Axel pun melempar celana itu, kemudian terbersit ide mencari seprai untuk membungkus tubuh Elira. Grasak-grusuk seorang diri, akhirnya kain itu melilit longgar di tubuh Elira.
Dor!
Axel sontak menoleh cepat ke arah pintu. Suara pistol lagi-lagi terdengar, membuat butiran peluh makin bertambah di dahinya.
"Kau harus percaya padaku, Elira. Aku akan menyelamatkanmu." Dengan sedikit bergetar, akhirnya Axel pun membopongnya.
"Aku akan membawamu keluar dari kekacauan ini," kata Axel lagi.
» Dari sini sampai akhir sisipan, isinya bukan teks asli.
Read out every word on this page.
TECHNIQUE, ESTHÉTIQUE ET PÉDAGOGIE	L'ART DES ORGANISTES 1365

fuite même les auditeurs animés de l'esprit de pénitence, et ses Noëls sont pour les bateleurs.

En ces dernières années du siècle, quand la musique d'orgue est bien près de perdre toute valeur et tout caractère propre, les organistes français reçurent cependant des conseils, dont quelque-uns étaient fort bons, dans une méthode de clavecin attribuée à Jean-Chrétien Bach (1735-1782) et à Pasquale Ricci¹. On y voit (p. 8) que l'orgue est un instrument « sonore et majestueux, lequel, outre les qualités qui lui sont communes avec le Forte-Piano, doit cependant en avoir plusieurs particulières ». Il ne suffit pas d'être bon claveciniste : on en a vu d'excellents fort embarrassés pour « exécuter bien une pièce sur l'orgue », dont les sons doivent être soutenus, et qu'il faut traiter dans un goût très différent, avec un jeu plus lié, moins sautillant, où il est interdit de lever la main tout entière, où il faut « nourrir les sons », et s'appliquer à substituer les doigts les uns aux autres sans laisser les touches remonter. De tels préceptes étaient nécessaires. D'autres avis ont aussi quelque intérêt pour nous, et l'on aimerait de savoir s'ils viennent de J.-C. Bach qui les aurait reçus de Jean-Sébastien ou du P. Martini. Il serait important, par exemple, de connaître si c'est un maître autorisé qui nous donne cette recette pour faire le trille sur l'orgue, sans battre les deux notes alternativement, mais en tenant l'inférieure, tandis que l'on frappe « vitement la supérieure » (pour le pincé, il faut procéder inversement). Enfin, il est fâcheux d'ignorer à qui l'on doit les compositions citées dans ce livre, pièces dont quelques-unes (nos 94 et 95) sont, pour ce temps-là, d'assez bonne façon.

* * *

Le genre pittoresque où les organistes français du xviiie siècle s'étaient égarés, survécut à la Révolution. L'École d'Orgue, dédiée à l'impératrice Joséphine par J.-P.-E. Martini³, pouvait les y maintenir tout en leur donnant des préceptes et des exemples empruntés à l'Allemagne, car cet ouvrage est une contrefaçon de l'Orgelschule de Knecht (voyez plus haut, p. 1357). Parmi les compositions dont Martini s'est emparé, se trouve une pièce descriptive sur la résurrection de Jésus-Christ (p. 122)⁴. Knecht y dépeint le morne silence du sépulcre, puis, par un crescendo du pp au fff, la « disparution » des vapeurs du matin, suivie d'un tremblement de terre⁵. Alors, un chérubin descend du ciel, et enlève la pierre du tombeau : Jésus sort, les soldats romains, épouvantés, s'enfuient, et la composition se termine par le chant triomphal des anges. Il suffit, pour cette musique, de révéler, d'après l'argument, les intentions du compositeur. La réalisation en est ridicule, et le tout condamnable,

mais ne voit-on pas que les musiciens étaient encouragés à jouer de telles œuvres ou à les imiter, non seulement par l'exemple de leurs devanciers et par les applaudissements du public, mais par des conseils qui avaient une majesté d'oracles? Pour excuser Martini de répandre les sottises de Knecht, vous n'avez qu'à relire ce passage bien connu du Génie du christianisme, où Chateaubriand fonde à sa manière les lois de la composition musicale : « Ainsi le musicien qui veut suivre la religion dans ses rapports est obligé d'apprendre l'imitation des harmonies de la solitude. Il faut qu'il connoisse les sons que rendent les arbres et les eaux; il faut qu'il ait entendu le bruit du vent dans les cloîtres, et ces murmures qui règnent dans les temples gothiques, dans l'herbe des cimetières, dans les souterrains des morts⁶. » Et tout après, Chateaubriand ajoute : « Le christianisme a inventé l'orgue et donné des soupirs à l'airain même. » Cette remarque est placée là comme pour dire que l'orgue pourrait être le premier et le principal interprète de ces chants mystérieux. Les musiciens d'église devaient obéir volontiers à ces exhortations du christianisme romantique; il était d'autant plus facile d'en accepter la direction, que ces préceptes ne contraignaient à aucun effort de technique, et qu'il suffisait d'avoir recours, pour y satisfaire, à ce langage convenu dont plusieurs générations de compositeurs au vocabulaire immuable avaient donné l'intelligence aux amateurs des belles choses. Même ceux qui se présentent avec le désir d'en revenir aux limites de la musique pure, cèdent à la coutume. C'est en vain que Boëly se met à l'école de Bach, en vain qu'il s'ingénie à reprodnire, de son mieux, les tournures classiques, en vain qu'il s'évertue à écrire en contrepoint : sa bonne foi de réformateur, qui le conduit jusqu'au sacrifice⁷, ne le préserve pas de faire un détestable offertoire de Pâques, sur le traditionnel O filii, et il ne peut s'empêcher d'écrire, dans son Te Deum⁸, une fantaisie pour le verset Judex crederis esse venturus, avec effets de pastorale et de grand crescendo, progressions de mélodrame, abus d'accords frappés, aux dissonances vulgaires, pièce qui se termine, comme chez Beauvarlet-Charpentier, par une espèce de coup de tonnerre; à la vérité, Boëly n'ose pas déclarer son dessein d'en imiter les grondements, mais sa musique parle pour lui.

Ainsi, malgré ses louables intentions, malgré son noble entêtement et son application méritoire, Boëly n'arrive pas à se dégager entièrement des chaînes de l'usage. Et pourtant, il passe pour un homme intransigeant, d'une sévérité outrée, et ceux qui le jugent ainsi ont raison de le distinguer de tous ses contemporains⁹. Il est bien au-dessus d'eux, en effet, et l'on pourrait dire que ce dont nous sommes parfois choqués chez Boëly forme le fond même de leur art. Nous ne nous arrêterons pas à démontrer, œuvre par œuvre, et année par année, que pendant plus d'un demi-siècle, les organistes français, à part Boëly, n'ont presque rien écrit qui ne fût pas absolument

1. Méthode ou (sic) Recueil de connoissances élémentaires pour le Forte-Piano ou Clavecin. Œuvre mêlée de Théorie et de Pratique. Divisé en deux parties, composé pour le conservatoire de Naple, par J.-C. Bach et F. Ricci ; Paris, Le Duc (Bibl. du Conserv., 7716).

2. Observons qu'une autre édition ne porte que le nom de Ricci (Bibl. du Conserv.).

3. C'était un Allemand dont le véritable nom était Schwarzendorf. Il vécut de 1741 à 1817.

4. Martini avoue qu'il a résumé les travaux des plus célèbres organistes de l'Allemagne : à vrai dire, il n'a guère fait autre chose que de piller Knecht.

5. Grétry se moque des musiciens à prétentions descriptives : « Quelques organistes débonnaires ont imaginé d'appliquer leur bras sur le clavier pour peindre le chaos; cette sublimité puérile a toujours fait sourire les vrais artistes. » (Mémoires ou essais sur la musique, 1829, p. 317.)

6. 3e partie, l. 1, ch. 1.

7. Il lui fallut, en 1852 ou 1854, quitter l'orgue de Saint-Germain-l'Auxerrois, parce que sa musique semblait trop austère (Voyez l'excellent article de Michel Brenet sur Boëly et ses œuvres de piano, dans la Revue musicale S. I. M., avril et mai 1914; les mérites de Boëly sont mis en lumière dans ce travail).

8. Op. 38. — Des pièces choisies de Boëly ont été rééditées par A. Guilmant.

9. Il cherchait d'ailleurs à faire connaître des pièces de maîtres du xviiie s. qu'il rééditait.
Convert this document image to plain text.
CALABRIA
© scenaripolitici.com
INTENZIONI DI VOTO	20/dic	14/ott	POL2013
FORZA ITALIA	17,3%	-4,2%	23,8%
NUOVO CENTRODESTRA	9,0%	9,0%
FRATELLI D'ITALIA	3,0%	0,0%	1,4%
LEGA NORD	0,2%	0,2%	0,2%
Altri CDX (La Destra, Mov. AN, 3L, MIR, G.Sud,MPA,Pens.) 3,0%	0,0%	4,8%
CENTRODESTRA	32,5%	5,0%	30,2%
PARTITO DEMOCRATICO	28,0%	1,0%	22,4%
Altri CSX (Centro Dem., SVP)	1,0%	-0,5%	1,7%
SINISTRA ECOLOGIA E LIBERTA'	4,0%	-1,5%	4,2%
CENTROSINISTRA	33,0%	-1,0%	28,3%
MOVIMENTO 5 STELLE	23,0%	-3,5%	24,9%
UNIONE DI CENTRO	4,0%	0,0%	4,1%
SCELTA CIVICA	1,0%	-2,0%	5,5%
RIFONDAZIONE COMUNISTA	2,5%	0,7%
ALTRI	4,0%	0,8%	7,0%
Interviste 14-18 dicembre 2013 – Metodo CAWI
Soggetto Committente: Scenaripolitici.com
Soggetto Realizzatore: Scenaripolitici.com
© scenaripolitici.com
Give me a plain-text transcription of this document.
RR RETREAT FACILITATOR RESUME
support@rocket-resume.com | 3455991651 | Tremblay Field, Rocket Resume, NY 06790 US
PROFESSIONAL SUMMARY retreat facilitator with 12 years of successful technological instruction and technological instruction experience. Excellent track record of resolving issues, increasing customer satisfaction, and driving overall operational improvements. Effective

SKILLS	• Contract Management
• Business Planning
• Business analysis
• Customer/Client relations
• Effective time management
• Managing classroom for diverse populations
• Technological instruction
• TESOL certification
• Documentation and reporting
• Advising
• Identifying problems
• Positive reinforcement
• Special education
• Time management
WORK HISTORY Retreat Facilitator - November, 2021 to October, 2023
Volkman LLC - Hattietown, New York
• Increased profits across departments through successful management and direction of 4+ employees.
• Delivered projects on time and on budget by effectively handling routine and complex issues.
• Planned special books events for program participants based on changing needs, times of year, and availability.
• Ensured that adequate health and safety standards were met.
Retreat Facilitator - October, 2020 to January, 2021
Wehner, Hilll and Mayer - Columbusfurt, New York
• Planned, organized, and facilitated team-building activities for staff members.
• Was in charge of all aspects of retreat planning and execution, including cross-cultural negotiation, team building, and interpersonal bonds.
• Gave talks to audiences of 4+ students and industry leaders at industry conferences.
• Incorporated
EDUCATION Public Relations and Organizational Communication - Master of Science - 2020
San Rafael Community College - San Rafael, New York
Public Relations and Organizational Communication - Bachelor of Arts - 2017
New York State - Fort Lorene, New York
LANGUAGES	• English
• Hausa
Axel melangkah mendekat ke pintu.
"Paman, aku akan keluar. Lindungi aku dan Elira," pesannya seraya menempelkan lutut ke dinding untuk menopang tubuh Elira saat membuka kunci pintu.
"Apakah sudah aman?"
"Ya," sahut Gregor.
Ceklek.
Axel mematung.
Lima lelaki berseragam hitam pekat berjajar di sisi Gregor, lengkap dengan emblem berbentuk kepala ular di bahu mereka. Senjata mereka terangkat, dengan posisi mengarah lurus padanya.
"Terima kasih telah membantu kami," ujar lelaki dengan kode huruf A di seragam serba hitamnya yang tertutup.
"Paman," lirih Axel dengan air mata yang tiba-tiba menggenang di pelupuk. Entah mengapa, mendadak ada rasa sakit yang sulit dijelaskan hingga membuat tenggorokannya terasa sakit.
Gregor menatap sayu, seolah meminta maaf atas kesalahannya. Namun, Axel melihat sebuah sunggingan licik di sana.
"Maaf," ujar Gregor dingin.
Orang dengan kode A itu menatap Gregor, seolah meminta persetujuan. Gregor pun mengangguk. Membuat Axel menggertakkan gigi dan mengeratkan dekapannya pada Elira.
Axel tersenyum getir, menatap Gregor penuh luka. "Apa maksud dari semua ini, Paman?"
Gregor memalingkan muka dengan angkuh. "Bawa mereka."